Why does Python sometimes upgrade a string to unicode and sometimes not?
- by samtregar
I'm confused. Consider this code working the way I expect:
>>> foo = u'Émilie and Juañ are turncoats.'
>>> bar = "foo is %s" % foo
>>> bar
u'foo is \xc3\x89milie and Jua\xc3\xb1 are turncoats.'
And this code not at all working the way I expect:
>>> try:
... raise Exception(foo)
... except Exception as e:
... foo2 = e
...
>>> bar = "foo2 is %s" % foo2
------------------------------------------------------------
Traceback (most recent call last):
File "<ipython console>", line 1, in <module>
UnicodeEncodeError: 'ascii' codec can't encode characters in position 0-1: ordinal not in range(128)
Can someone explain what's going on here?
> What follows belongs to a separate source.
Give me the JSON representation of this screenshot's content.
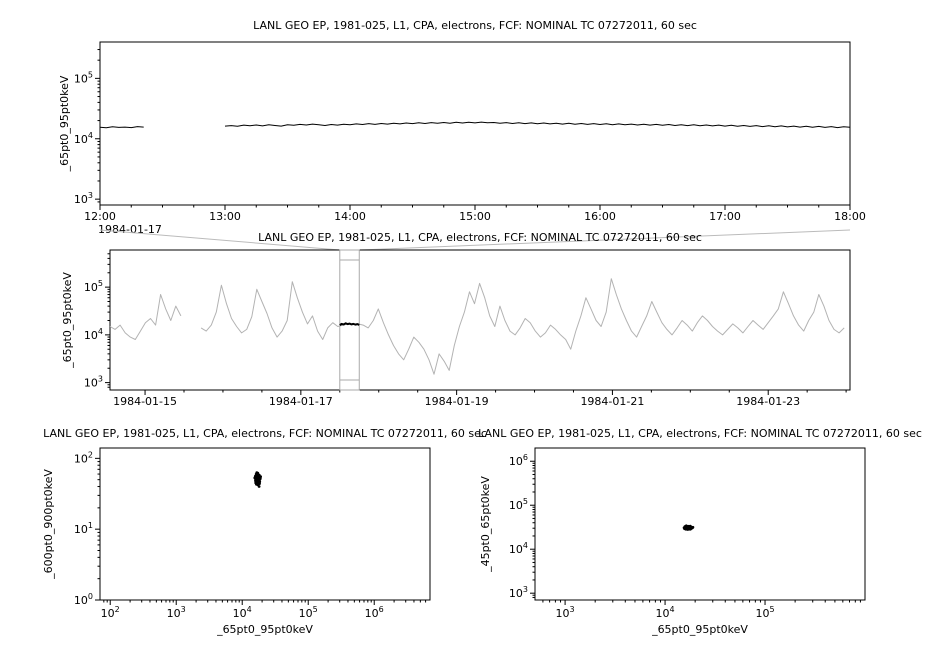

Why does it matter whether the unicode data is in a plain unicode string or stored in an Exception object? And why does this fix it:
>>> bar = u"foo2 is %s" % foo2
>>> bar
u'foo2 is \xc3\x89milie and Jua\xc3\xb1 are turncoats.'
I am quite confused! Thanks for the help!
UPDATE: My coding buddy Randall has added to my confusion in an attempt to help me! Send in the reinforcements to explain how this is supposed to make sense:
>>> class A:
... def __str__(self): return "string"
... def __unicode__(self): return "unicode"
...
>>> "%s %s" % (u'niño', A())
u'ni\xc3\xb1o unicode'
>>> "%s %s" % (A(), u'niño')
u'string ni\xc3\xb1o'
Note that the order of the arguments here determines which method is called!